Chris Tuatara-Morrison

Personal information
- Born: Chris Tuatara 11 September 1986 (age 39) Hastings, New Zealand
- Height: 1.89 m (6 ft 2+1⁄2 in)
- Weight: 100 kg (15 st 10 lb)

Playing information
- Position: Centre
Club
| Years | Team | Pld | T | G | FG | P |
| 2006 | Canterbury-Bankstown | 2 |  |  |  | 0 |
- Rugby player

Rugby union career
- Position: Inside-Centre

Senior career
- Years: Team / Apps / (Points)
- 2014: →Castres / 4 / (5)
- 2014−: Brive / 1 / (0)
- Correct as of 5 December 2014

Super Rugby
- Years: Team / Apps / (Points)
- 2013–14: Force / 10 / (10)
- Correct as of 13 July 2014

= Chris Tuatara-Morrison =

Australian rugby union football player

Chris Tuatara-Morrison (born Chris Tuatara, 11 September 1986) is an Australian rugby union footballer. His regular playing position is inside-centre. He previously played for the Western Force in Super Rugby, and currently plays in the French Top 14 league for Brive.

==Early life==
Chris Tuatara was born in Hastings, New Zealand. He was raised by his mother Moana Tuatara and moved with her to Sydney, Australia, when he was a young boy. He did not know the identity of his father, Howard Morrison Jnr (son of the entertainer Sir Howard Morrison), until he was 13 years old. Later as an adult, Chris Tuatara changed his name to Chris Tuatara-Morrison.

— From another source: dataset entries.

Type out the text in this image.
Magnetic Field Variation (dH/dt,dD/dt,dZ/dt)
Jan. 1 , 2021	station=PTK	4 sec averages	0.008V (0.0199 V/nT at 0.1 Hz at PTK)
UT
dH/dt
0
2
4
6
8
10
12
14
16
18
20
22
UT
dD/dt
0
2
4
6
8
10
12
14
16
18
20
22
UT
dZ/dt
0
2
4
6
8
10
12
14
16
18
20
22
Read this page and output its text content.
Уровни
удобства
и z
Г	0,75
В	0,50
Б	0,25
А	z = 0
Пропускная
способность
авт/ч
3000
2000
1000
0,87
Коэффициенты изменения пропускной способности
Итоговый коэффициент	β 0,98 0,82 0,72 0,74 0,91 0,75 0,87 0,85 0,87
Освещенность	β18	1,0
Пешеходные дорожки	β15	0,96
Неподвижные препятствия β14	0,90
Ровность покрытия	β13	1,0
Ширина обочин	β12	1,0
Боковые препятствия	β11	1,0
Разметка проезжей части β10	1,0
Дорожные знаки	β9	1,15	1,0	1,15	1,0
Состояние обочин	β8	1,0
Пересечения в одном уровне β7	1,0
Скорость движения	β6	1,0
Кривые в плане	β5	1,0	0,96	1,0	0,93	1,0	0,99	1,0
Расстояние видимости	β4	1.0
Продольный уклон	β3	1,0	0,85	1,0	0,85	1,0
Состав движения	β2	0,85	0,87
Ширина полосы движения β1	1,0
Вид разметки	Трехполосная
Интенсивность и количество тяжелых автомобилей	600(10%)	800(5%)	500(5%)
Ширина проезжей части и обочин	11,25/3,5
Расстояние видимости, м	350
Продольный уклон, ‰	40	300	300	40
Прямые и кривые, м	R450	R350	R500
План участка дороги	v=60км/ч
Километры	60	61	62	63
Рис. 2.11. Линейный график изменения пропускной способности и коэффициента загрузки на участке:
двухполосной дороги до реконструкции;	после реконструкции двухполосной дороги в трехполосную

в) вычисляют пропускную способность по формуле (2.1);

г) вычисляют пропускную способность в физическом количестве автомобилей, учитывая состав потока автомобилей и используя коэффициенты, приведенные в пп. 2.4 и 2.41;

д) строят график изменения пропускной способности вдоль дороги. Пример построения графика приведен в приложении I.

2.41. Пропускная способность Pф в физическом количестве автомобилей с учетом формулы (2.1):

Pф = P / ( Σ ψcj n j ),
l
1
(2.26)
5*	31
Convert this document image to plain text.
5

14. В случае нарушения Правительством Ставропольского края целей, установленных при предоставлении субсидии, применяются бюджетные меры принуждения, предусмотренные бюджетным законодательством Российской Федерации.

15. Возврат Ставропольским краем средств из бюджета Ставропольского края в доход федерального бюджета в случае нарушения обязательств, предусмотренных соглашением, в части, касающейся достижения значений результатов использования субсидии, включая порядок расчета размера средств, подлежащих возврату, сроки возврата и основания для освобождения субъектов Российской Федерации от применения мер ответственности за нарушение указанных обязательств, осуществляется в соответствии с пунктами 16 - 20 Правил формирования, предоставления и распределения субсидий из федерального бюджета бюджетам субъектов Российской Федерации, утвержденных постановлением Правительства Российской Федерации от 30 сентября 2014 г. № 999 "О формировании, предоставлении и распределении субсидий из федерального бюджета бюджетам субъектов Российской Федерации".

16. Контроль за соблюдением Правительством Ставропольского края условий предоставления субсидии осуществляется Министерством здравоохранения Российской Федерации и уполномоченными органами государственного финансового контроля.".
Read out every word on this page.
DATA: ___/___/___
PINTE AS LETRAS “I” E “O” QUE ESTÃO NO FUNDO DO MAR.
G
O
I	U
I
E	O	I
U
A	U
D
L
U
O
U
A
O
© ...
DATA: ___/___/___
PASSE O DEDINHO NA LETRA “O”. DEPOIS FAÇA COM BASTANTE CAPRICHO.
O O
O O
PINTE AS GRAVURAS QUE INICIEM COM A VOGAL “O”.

In Sydney, young Chris Tuatara played junior rugby league for the Asquith Magpies club. He played rugby union for Turramurra High School. During his final year at Turramurra in 2004, he was selected to represent New South Wales II at the Australian Schools Rugby Championships.

==Career==

===Rugby League===
In 2005, Chris Tuatara played NSWRL Premier League for the North Sydney Bears (then affiliated with Melbourne Storm). For the following season, 2006, he was signed by NRL club Canterbury Bulldogs. He made two First Grade trial appearances against Cronulla Sharks and New Zealand Warriors and then played in the NSWRL Premier League for the Bulldogs.

Chris Tuatara-Morrison then had several seasons in the New South Wales Cup. In 2008, he played for Balmain Ryde-Eastwood (affiliated with Wests Tigers). Then in 2009 and 2010, he played for Newtown Jets (affiliated with Sydney Roosters). In 2011, he played for Western Suburbs Magpies (affiliated with Wests Tigers).

===Rugby Union===
Between rugby league seasons, Tuatara-Morrison had brief stints playing rugby union. He played some Shute Shield matches for Gordon in 2009 in Sydney. In 2011 in England he played for National 3 South West club Oxford Harlequins before his season was cut short with a broken foot.

In 2012, Scott Fava, coach of Northern Suburbs Rugby Club, convinced Tuatara-Morrison to focus on playing rugby union. He turned down a contract with French rugby league club Catalans and his impressive performances for Northern Suburbs in the 2012 Shute Shield competition led to Super Rugby franchise Western Force signing him to a two-year contract until 2014.

====France====
Tuatara signed a three-month deal with Castres Olympique in August 2014 as cover for injured former All Black Sitiveni Sivivatu, before joining Brive in November 2014.